Why haven’t you checked the children?
The babysitter immediately hangs up the phone and turns to close the shutters on the large living room window. But first she pauses, gazing anxiously at the outside world, and the moment is ripe with vulnerability. The terrifying truth is dawning on her: suburban houses, even this wholesome edifice owned by Dr. and Mrs. Mandrakis, are not impregnable. In fact, they’re rather easily infiltrated, if a homicidal madman is so inclined. All that stands between the babysitter and the scary, unknown world is a single pane of glass and a shutter.

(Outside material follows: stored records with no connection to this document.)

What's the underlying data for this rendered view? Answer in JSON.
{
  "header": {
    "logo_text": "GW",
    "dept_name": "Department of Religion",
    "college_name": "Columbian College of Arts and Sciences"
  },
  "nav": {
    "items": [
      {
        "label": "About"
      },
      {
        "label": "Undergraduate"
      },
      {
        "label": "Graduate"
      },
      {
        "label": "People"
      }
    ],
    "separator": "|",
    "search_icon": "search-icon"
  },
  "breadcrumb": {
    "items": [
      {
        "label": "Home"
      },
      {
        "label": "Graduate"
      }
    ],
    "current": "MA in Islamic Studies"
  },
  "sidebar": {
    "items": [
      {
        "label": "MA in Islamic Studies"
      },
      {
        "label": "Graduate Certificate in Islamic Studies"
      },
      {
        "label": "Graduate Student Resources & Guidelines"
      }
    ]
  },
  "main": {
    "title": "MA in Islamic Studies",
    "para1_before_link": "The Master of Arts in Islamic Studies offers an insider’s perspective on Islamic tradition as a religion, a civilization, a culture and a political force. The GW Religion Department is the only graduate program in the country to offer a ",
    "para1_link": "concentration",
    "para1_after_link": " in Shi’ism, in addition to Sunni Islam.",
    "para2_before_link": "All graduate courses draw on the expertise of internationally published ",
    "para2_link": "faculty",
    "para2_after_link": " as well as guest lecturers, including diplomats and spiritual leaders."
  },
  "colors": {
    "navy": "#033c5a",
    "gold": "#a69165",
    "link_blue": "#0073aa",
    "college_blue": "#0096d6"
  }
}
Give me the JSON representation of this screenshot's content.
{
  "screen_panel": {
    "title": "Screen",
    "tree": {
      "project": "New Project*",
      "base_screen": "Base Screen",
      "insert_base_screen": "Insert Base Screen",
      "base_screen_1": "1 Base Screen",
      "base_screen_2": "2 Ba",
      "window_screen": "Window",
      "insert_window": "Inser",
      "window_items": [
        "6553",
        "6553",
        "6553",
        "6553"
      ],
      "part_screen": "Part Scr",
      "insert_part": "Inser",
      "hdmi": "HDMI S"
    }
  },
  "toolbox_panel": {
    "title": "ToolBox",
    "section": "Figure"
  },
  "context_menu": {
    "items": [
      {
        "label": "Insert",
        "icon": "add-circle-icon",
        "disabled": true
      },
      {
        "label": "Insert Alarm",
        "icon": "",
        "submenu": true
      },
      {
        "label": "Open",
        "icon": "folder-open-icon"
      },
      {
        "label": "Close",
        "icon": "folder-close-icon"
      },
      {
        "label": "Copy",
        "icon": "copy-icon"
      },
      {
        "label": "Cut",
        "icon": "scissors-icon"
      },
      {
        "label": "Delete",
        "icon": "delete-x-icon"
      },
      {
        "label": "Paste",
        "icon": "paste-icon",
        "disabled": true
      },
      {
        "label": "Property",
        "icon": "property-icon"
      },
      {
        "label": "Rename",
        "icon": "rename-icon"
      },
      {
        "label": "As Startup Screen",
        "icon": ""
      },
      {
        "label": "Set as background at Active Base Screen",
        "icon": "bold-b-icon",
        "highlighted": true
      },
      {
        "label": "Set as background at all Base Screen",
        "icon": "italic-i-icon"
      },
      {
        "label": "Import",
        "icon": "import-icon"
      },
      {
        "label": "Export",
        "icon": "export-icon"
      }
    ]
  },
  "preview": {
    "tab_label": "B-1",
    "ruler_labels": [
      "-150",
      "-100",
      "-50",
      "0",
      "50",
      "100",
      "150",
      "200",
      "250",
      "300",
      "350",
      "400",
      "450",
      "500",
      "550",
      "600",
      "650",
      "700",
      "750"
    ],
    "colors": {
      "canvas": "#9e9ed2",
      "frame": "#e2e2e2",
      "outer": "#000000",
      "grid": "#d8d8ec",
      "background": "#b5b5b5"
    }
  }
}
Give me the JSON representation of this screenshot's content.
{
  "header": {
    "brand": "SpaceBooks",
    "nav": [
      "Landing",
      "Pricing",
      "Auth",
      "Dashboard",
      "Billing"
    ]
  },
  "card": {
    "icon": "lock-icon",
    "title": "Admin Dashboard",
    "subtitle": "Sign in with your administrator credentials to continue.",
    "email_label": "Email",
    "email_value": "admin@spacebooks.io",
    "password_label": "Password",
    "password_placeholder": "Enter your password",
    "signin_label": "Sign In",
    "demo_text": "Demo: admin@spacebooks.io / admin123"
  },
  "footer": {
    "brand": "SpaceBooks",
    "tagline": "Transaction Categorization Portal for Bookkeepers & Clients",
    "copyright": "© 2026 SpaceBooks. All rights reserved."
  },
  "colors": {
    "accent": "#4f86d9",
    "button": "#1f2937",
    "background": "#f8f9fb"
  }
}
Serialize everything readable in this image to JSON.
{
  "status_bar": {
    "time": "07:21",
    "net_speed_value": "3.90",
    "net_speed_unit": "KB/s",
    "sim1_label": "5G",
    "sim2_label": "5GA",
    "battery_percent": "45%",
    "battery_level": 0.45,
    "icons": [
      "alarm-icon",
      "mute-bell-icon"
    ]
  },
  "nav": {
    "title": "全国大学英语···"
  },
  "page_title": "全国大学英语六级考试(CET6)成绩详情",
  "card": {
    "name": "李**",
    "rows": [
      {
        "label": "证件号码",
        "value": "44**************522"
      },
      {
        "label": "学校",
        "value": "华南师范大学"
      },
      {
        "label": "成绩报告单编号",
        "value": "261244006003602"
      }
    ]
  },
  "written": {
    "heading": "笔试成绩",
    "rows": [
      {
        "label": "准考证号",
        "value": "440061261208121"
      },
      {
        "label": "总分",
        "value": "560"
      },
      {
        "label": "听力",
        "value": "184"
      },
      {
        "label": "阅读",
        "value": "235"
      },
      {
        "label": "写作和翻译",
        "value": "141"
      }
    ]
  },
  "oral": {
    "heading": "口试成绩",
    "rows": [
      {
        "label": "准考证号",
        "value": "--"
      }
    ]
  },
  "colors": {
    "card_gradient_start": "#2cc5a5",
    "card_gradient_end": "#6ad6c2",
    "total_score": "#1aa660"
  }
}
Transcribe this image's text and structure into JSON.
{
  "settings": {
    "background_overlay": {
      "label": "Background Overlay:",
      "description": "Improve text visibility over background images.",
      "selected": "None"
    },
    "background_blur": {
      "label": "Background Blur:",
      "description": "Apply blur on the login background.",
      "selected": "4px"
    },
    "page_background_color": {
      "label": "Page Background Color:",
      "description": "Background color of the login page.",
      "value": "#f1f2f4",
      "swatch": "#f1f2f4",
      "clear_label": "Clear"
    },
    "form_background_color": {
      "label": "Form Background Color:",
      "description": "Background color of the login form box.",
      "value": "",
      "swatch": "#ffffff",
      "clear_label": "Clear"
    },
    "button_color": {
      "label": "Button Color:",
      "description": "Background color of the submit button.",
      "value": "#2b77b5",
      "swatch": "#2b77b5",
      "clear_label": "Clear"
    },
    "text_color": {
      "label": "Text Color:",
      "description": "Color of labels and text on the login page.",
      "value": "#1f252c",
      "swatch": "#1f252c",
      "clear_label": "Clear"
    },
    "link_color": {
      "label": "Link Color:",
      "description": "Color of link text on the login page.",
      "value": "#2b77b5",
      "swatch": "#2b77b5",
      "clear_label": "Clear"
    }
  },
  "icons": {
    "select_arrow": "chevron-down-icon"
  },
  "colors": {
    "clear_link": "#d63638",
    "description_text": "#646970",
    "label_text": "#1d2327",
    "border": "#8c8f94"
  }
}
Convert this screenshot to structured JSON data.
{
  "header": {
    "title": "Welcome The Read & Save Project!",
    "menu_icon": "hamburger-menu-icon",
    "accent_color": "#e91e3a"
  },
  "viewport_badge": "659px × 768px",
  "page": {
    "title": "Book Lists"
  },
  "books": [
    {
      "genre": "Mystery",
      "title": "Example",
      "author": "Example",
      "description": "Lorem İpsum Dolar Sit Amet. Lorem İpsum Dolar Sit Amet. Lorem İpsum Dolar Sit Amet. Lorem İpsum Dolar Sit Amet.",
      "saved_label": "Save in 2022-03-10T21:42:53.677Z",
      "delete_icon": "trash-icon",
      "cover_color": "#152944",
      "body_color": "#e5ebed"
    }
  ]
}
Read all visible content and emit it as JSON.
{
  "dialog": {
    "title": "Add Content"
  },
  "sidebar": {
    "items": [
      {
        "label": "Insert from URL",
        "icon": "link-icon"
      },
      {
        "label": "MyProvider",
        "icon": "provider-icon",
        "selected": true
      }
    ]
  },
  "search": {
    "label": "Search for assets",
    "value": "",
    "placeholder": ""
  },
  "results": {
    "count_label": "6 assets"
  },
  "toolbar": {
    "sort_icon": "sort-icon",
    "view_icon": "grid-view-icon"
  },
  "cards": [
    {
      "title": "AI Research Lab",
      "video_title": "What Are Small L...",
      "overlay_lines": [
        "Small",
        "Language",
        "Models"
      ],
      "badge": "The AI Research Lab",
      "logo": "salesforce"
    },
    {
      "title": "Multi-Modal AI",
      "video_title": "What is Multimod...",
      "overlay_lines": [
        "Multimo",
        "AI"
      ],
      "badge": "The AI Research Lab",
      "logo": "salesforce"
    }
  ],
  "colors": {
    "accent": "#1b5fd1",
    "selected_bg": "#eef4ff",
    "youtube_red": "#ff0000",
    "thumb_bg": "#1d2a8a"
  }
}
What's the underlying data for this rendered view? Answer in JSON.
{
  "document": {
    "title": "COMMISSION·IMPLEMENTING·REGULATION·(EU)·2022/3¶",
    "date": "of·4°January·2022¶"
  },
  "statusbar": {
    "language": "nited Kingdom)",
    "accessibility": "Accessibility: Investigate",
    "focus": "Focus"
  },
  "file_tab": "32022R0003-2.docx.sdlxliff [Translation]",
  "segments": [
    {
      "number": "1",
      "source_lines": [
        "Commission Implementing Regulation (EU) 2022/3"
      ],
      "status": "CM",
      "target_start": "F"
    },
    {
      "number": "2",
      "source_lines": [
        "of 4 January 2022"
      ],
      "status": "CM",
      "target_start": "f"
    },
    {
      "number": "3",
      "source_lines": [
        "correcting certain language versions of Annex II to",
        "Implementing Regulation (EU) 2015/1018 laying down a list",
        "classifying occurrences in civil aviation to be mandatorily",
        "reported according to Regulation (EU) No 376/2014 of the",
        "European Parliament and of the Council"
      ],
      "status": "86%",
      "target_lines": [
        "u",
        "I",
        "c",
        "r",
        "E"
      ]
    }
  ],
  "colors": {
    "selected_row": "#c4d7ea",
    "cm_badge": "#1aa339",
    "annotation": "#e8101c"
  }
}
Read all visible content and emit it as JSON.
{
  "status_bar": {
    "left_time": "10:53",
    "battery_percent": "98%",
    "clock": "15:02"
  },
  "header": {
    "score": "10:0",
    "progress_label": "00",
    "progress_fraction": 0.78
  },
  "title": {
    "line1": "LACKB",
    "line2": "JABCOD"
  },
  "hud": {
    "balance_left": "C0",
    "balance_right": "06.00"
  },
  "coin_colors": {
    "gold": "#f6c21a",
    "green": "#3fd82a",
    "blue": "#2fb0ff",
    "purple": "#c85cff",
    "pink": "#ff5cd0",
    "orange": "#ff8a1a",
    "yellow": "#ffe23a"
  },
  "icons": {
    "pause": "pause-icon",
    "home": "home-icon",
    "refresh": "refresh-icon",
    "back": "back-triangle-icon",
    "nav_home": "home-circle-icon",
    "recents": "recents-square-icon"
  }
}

I love how the first 20 minutes of When a Stranger Calls (1979) hides this subtext right under the surface. It’s such a perfect adaptation of the classic “Babysitter and the Man Upstairs” urban legend, distilling the story to its essentials and telling it with icy, tension-escalating style. Carol Kane could not be better as the babysitter, either—her wide eyes get across her growing fear even in the long shot pictured above. It’s just a tragedy that the film can’t sustain itself beyond this note-perfect opening and degenerates into momentumless (albeit still beautiful and chilling) detective story territory.
But nonetheless, wow: those 20 minutes make up a deeply scary, economical, insightful short film that’s a damn sight better than most features.